Kurz gesagt: Die RBA ist in ihren Formulierungen zwar vorsichtiger geworden, aber nicht im klassischen Sinne „taubenhaft“. De facto ist die Inflation für die Notenbank nach wie vor zu hoch, sodass die RBA im Falle eines erneuten Aufwärtsdrucks auf die Preise die Möglichkeit weiterer Zinserhöhungen bewusst offenhält.

Damit fielen die formalen Ergebnisse der RBA-Sitzung im August zwar weicher aus als vom Markt erwartet. Die Rhetorik der Notenbankchefin ließ die Marktteilnehmer jedoch nicht zu dem Schluss kommen, dass eine Zinserhöhung in absehbarer Zeit völlig ausgeschlossen ist. Die Erholung des AUD/USD am Dienstag wirkt daher folgerichtig und gerechtfertigt.

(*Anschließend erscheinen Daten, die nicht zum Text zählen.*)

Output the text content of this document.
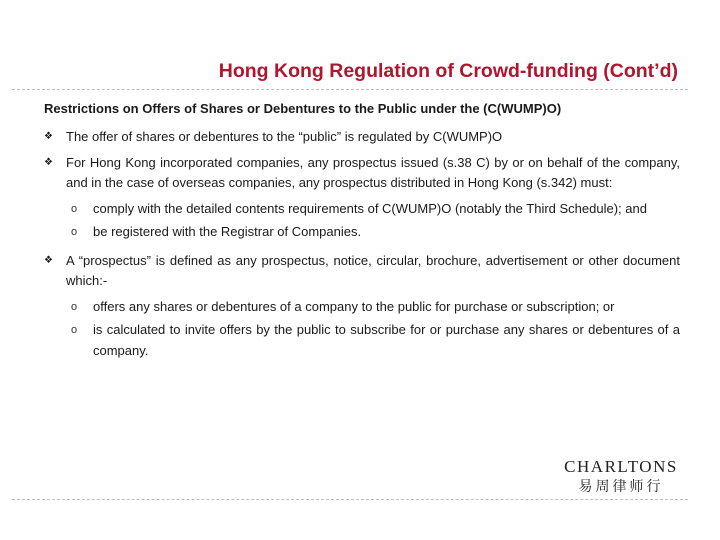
Hong Kong Regulation of Crowd-funding (Cont’d)
Restrictions on Offers of Shares or Debentures to the Public under the (C(WUMP)O)
❖	The offer of shares or debentures to the “public” is regulated by C(WUMP)O
❖	For Hong Kong incorporated companies, any prospectus issued (s.38 C) by or on behalf of the company, and in the case of overseas companies, any prospectus distributed in Hong Kong (s.342) must:
o comply with the detailed contents requirements of C(WUMP)O (notably the Third Schedule); and
o be registered with the Registrar of Companies.
❖	A “prospectus” is defined as any prospectus, notice, circular, brochure, advertisement or other document which:-
o offers any shares or debentures of a company to the public for purchase or subscription; or
o is calculated to invite offers by the public to subscribe for or purchase any shares or debentures of a company.
CHARLTONS
易周律师行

Im Vier-Stunden-Chart notiert das Währungspaar zwischen der mittleren und der oberen Linie der Bollinger Bands und über sämtlichen Ichimoku-Linien, was ein bullishes „Parade of Lines“-Signal ergeben hat. Im Tageschart liegt das Paar ebenfalls zwischen der mittleren und der oberen Bollinger Band, über Tenkan-sen und Kijun-sen, aber innerhalb der Kumo-Wolke. Das nächste Ziel für die Aufwärtsbewegung liegt bei 0,7090 (obere Bollinger Band im H4-Chart). Ein Ausbruch über dieses Ziel eröffnet dem AUD/USD den Weg in Richtung der 0,71er-Marke.